Why Claire is a Crying Lady
At the rate Claire dela Fuente is shedding tears, I’m afraid she might suffer from a bad case of dehydration.
You see, she can’t talk about Richard Carpenter — whom she calls “an icon” and, according to her, “who is looked up to as a king by Filipino fans” — without crying.
When Claire broke the news to Funfare late last year that she was recording Something In Your Eyes, the song Richard composed for his dead sister Karen (who never got to recording it, but Dusty Springfield did), she cried. When she and company — US record producer Christian de Walden and Pamela Philips Oland, the Carpenters’ lyricist — paid Richard a visit at his family home in California, also late last year, she phoned Funfare and she cried. When Claire announced that Richard was coming for the launch of her album (released by Viva Records), with Something In Your Eyes as carrier single, she cried. When Richard arrived last Thursday, Claire met him at the airport and she cried. When Claire sang the Carpenter song I Have You (with Richard on the piano) with Pres. Gloria Macapagal-Arroyo during a courtesy call in Malacañang the other day, she cried.
And yesterday at the album launch at the Crowne Plaza/Holiday Inn Hotel, Claire again cried.
You can’t fault Claire, hailed as The Karen Carpenter of the Philippines, for turning into a Crying Lady. (Shall we now call her “The Emotional Diva”?)
“I still can’t believe that I am sitting here beside ‘an icon,’ my idol, and that I have recorded a song he has composed,” said Claire during the open forum, kicked off by Claire with three songs from the album, one of them Something In Your Eyes, while Richard, seated on a sofa facing the rostrum, listened in rapt attention, humming along with a sad/happy smile. “Last Feb. 5 was the 25th death anniversary of Karen,” he would later reveal. “I can understand why Claire is so emotional. I understand how she feels.”
As Funfare reported in that “scoop” late last year, it was Viva boss Vic del Rosario Jr. who introduced Claire to de Walden who, after hearing Claire sing, in turn introduced her to Oland who, also after hearing Claire sing, was so impressed that she paved the way for Claire to meet Richard and let him listen to Claire’s demo tape. (Oland and de Walden, together with Richard’s wife Mary, were at the album launch.) The rest is, well, you know.
Richard confirmed what Funfare reported months ago — “That Richard loves alto women... that after Dusty Springfield, a few other alto women tried to sing Something In Your Eyes pero walang nagustuhan si Richard.”
After Something In Your Eyes, will Richard let Claire do a remake of another Carpenter song?
“We’ll see,” said Richard. “Something might come up.”
But Richard doused any hope of him making a comeback as a singer.
“People know me as one half of a duo,” he said. “I can’t be a solo singer.”
While here, Richard will appear as guest tomorrow on the ABS-CBN Sunday show ASAP 08 which is giving him a tribute.
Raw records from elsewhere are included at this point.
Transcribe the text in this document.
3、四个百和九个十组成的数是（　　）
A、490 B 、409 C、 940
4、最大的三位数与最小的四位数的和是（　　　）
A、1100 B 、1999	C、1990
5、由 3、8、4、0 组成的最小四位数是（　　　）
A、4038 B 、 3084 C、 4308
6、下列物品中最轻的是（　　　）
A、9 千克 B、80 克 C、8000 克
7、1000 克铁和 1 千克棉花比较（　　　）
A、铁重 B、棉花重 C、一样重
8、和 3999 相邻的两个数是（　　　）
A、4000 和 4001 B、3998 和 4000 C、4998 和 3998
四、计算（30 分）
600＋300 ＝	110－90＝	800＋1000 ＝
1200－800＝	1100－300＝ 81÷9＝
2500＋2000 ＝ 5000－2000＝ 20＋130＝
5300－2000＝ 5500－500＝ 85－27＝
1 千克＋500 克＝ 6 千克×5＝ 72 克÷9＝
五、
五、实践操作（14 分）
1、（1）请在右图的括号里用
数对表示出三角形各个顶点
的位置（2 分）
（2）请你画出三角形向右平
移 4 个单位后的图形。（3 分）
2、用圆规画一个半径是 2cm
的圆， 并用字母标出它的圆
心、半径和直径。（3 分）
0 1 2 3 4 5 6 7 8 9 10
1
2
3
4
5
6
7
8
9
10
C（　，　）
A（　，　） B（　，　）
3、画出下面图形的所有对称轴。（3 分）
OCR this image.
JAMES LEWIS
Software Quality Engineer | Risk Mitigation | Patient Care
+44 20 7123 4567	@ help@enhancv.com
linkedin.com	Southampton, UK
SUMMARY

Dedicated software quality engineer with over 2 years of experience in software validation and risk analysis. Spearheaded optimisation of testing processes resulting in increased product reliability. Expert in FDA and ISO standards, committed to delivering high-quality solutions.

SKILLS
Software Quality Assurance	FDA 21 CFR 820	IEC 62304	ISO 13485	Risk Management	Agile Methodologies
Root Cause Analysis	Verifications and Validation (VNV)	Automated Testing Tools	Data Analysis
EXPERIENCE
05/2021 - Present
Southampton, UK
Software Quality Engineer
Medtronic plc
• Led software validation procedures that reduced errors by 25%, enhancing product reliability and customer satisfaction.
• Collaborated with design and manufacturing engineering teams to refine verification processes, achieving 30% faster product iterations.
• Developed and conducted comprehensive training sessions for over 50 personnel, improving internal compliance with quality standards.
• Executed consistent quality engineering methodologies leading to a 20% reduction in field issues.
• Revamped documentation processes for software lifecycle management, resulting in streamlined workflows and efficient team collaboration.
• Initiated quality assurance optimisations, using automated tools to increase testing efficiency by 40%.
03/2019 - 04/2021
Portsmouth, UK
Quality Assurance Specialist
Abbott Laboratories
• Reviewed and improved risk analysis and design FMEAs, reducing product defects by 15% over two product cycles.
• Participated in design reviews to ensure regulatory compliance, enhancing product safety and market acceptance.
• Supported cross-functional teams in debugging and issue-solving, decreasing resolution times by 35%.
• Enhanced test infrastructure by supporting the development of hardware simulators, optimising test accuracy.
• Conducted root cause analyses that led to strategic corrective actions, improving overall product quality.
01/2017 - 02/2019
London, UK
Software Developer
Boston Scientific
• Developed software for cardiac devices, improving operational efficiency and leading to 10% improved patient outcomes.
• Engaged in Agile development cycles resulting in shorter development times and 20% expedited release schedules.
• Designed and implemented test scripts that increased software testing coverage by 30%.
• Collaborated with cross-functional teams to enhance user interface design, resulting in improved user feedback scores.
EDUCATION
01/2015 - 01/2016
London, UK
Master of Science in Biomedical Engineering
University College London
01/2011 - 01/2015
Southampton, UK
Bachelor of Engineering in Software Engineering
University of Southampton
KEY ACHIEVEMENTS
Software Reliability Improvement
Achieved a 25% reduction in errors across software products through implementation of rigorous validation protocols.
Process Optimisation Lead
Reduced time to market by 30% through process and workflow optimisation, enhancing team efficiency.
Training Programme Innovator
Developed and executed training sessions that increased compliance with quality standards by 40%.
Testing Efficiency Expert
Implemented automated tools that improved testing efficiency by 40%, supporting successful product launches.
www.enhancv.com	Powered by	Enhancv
Later the same day, he will accompany Claire on her first Something In Your Eyes mall show at the SM Mall of Asia. And then, weather permitting, he plans to take a quick trip to Boracay and come back to Manila for some sight-seeing.
Connie: The show must go on
I came home a bit disappointed from Connie Francis’ Valentine concert Thursday night at the Araneta Coliseum, only because she didn’t sing Mama (“My favorite among my songs,” Connie told The STAR during an exclusive phone interview three weeks before the concert) and Aldila (theme song of the movie Lovers Must Learn, originally titled Rome Adventure, starring the late Troy Donahue and Suzanne Pleshette who died recently).
It turned out that Connie was suffering from a bum stomach (did she really eat bagoong earlier that day?) but ever the trooper, she went on with the concert. Yes, the show must go on!
“She really wanted to sing the two songs as encores,” Danee Samonte (a.k.a. Steve O’Neal), producer of the show, told Funfare. “But toward the end of the concert, she started feeling sick again. Yesterday, she cancelled all activities because she began throwing up again.”
No wonder Connie wasn’t in her element throughout the concert, twice ordering the orchestra to stop because she forgot the lyrics of her own songs (My Heart Has a Mind of Its Own and...was it Second Hand Love?). Now, 69, the one-time America’s Singing Sweetheart didn’t only forget lyrics, she also seemed to catch for breath while singing, unlike the “old Connie Francis” who sang like a nightingale.
At the Big Dome Thursday night, Connie wasn’t herself; not that the almost full-house audience expected her to be. She was only “half of her old self.” Good enough. Blame it on her bum stomach.
Just the same, I guess the audience (composed mostly of senior citizens) must be thankful to Connie for bringing back beautiful memories with her hit songs like Where The Boys Are, Stupid Cupid, Never On Sunday, High Noon, Among My Souvenirs and a few others.
But a Connie Francis concert is never complete without Mama and Aldila, is it?